Advent Week Three: On Being an Outsider (and Staying).Posted: December 12, 2012
In the holiday classic Rudolph the Red-nosed Reindeer, Rudolph and his fellow social outcasts Hermie, the dentist-elf, and Yukon Cornelius, the explorer, arrive on the Island of Misfit Toys. We get the song and dance from Charlie-in-the-Box: these are a bunch of toys with problems that vary from the seemingly nonexistent (I still don’t know how a doll that says “How do you do?” is a Misfit), to the obvious dealbreakers (A boat that can’t stay afloat? Yikes).
And here’s the catch: the Flying Lion King Moon-Racer tells Rudolph, Hermie, and Yukon they can’t stay on the island either. And Yukon makes the astute observation: “How do you like that? Even among Misfits you’re Misfits!”
Things end up okay for Rudolph in the end, but this really is kind of silly: how could these 3 guys be somehow worse off than a train with square wheels on its caboose? I mean, really. But they didn’t fit a main criteria: they weren’t toys. So they didn’t fit in.
Like Christmas, this 48 year old classic comes around every year. And kids still like it. Heck, adults still like it. And while some of this can be chalked up to nostalgia, the rest can be attributed to that timeless human experience: at some point or another in our lives, we feel as though we don’t fit in.
I think a lot of our childhoods and teenage years are flecked with this feeling in some way or another; what is harder to admit is that our adulthoods aren’t immune from this sense of being a Misfit. I’d like to say that I can’t remember the last time I said something that was received with raised eyebrows and/or comments like: “Wha…?” but I can’t. The sad truth is, I’m pretty sure I can remember a time a couple hours ago. It doesn’t go away with age.

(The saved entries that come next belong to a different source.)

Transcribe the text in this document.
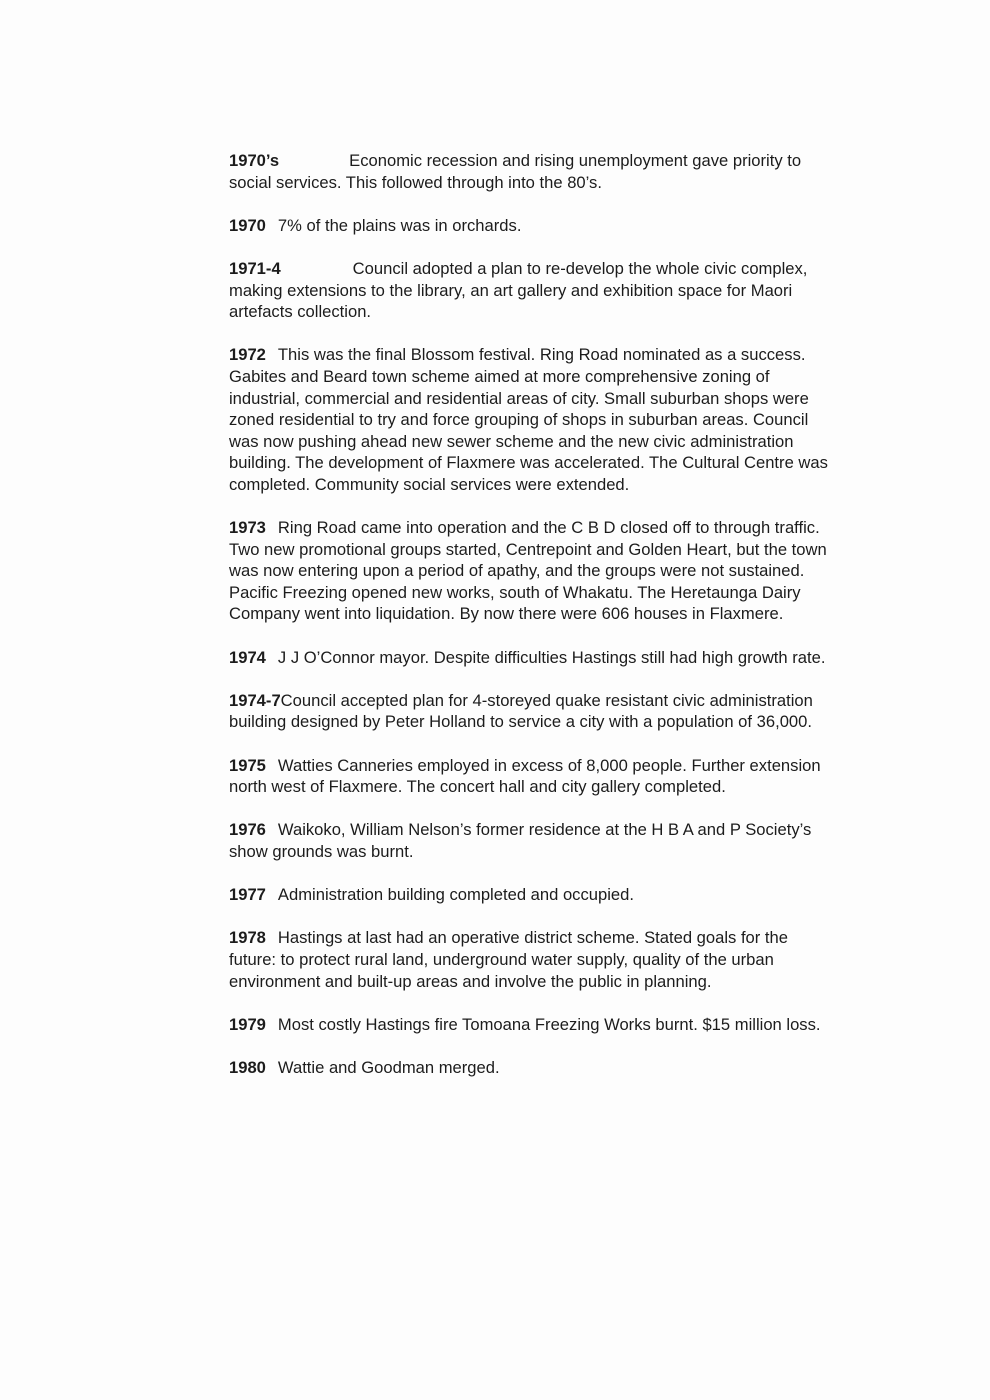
1970’s	Economic recession and rising unemployment gave priority to social services. This followed through into the 80’s.

1970 7% of the plains was in orchards.

1971-4	Council adopted a plan to re-develop the whole civic complex, making extensions to the library, an art gallery and exhibition space for Maori artefacts collection.

1972 This was the final Blossom festival. Ring Road nominated as a success. Gabites and Beard town scheme aimed at more comprehensive zoning of industrial, commercial and residential areas of city. Small suburban shops were zoned residential to try and force grouping of shops in suburban areas. Council was now pushing ahead new sewer scheme and the new civic administration building. The development of Flaxmere was accelerated. The Cultural Centre was completed. Community social services were extended.

1973 Ring Road came into operation and the C B D closed off to through traffic. Two new promotional groups started, Centrepoint and Golden Heart, but the town was now entering upon a period of apathy, and the groups were not sustained. Pacific Freezing opened new works, south of Whakatu. The Heretaunga Dairy Company went into liquidation. By now there were 606 houses in Flaxmere.

1974 J J O’Connor mayor. Despite difficulties Hastings still had high growth rate.

1974-7Council accepted plan for 4-storeyed quake resistant civic administration building designed by Peter Holland to service a city with a population of 36,000.

1975 Watties Canneries employed in excess of 8,000 people. Further extension north west of Flaxmere. The concert hall and city gallery completed.

1976 Waikoko, William Nelson’s former residence at the H B A and P Society’s show grounds was burnt.

1977 Administration building completed and occupied.

1978 Hastings at last had an operative district scheme. Stated goals for the future: to protect rural land, underground water supply, quality of the urban environment and built-up areas and involve the public in planning.

1979 Most costly Hastings fire Tomoana Freezing Works burnt. $15 million loss.

1980 Wattie and Goodman merged.
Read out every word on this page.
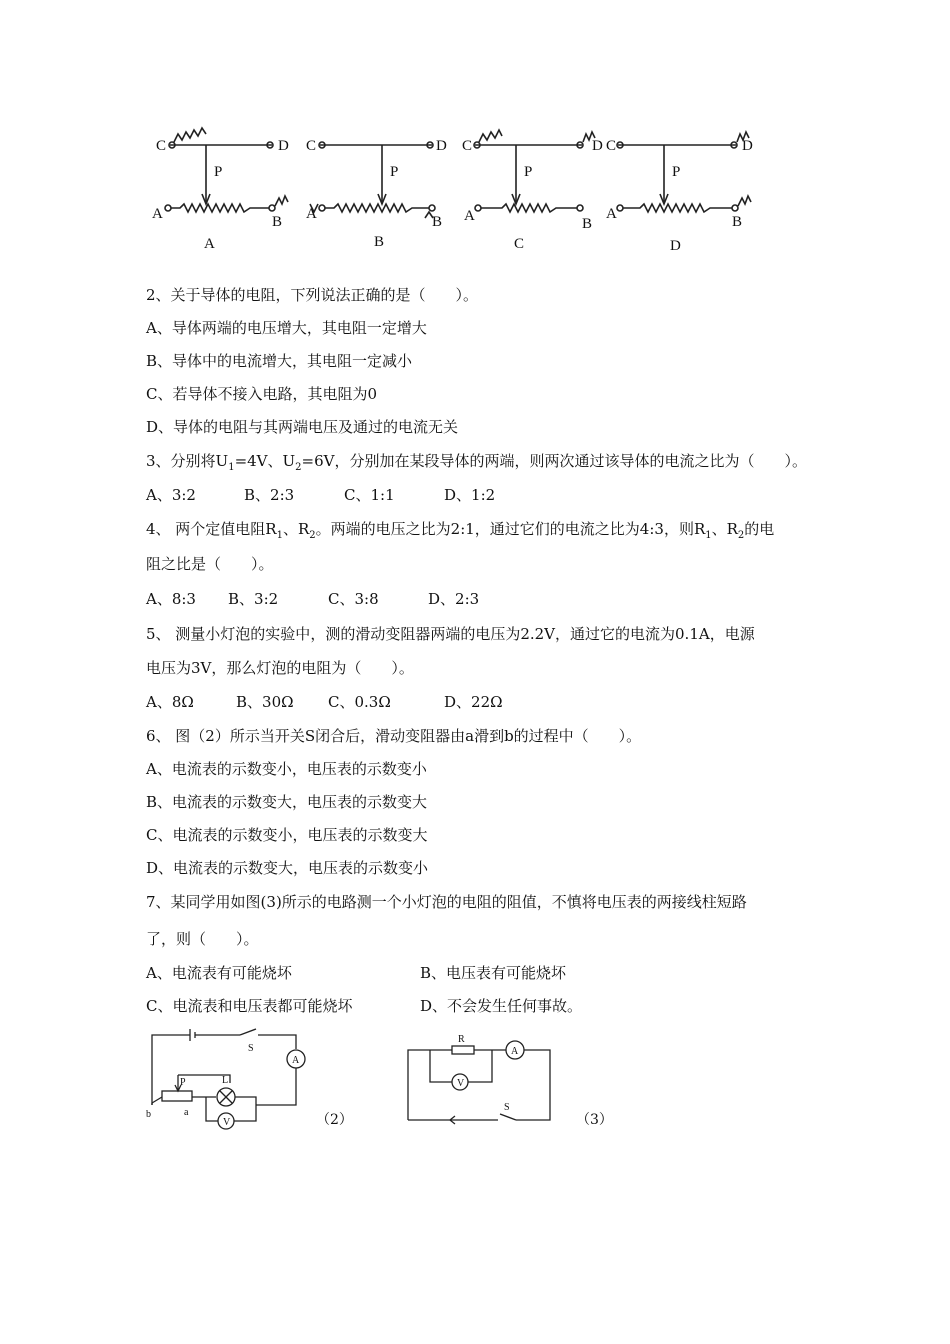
C	D
P
A	B
A
C	D
P
A	B
B
C	D
P
A	B
C
C	D
P
A	B
D
2、关于导体的电阻，下列说法正确的是（　　）。
A、导体两端的电压增大，其电阻一定增大
B、导体中的电流增大，其电阻一定减小
C、若导体不接入电路，其电阻为0
D、导体的电阻与其两端电压及通过的电流无关
3、分别将$U_1=4V$、$U_2=6V$，分别加在某段导体的两端，则两次通过该导体的电流之比为（　　）。
A、3:2	B、2:3	C、1:1	D、1:2
4、 两个定值电阻$R_1$、$R_2$。两端的电压之比为2:1，通过它们的电流之比为4:3，则$R_1$、$R_2$的电
阻之比是（　　）。
A、8:3 B、3:2	C、3:8	D、2:3
5、 测量小灯泡的实验中，测的滑动变阻器两端的电压为2.2V，通过它的电流为0.1A，电源
电压为3V，那么灯泡的电阻为（　　）。
A、8Ω	B、30Ω C、0.3Ω	D、22Ω
6、 图（2）所示当开关S闭合后，滑动变阻器由a滑到b的过程中（　　）。
A、电流表的示数变小，电压表的示数变小
B、电流表的示数变大，电压表的示数变大
C、电流表的示数变小，电压表的示数变大
D、电流表的示数变大，电压表的示数变小
7、某同学用如图(3)所示的电路测一个小灯泡的电阻的阻值，不慎将电压表的两接线柱短路
了，则（　　）。
A、电流表有可能烧坏	B、电压表有可能烧坏
C、电流表和电压表都可能烧坏	D、不会发生任何事故。
S
A
L
V
P
b	a	（2）
R
A
V
S
（3）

And often in extreme cases, when we face the discomfort, loneliness, or sense of rejection that can come with feeling like a misfit, we run away. We search for a place or group where we can belong. But during this search, we discover something even more disturbing: we still don’t fit in. We expect to find our fit in the puzzle and find out we don’t fit into that puzzle… or that one… not even the Puzzle of Misfit Puzzles.
And I’ve got to be honest: one of the places where I’ve often felt like a Misfit among Misfits was at church growing up. Without going into details or specific situations, things reached their apex when my now-husband, then-boyfriend, was taken aside privately by our church’s youthpastor and advised he break up with me if we wanted to continue volunteering with the church youthgroup.
Christians often characterize themselves as the Misfits of the Worldy World. And I was a Misfit among Misfits.
But here’s the happy news: this isn’t what the Church is actually about. As Vince said on Sunday: You can belong, but not fit in. We’re all individuals, and we all have our good qualities and not-so-good qualiies, and we have our individual talents, gifts… and quirks. But the idea that the Church is the place where the Homogenized go is not Biblical. The church is for the broken, the searching, the growing, the young, the lost, the found, the old, Christians, non-Christians, the rich, the poor, the middle class, men, women, all ethnicities, all nations: Everyone. There is no “us” and “them.” We’re all in the same boat, and yet we’re all different.
We all belong, but we all don’t fit in. The church isn’t a neat little puzzle. Perhaps the more apt, cheese-ball metaphor would be a mosaic: mosaics don’t fit together neatly; they’re held together by some kind of sealant/cement. In the church, we don’t come together as a community because we’re all alike; we come together because we’re held together and united in Christ.
Even better: these things that often make us feel like Misfits can actually serve an important purpose in the Church. After all, as we know, Rudolph’s red nose turns out to be what saves the day.
So rather than characterize the Church as the place where individuality goes to die, and where only certain kinds of people need apply, we should instead characterize the Church as the Island of Misfit Misfits: the place you can belong, but not fit in.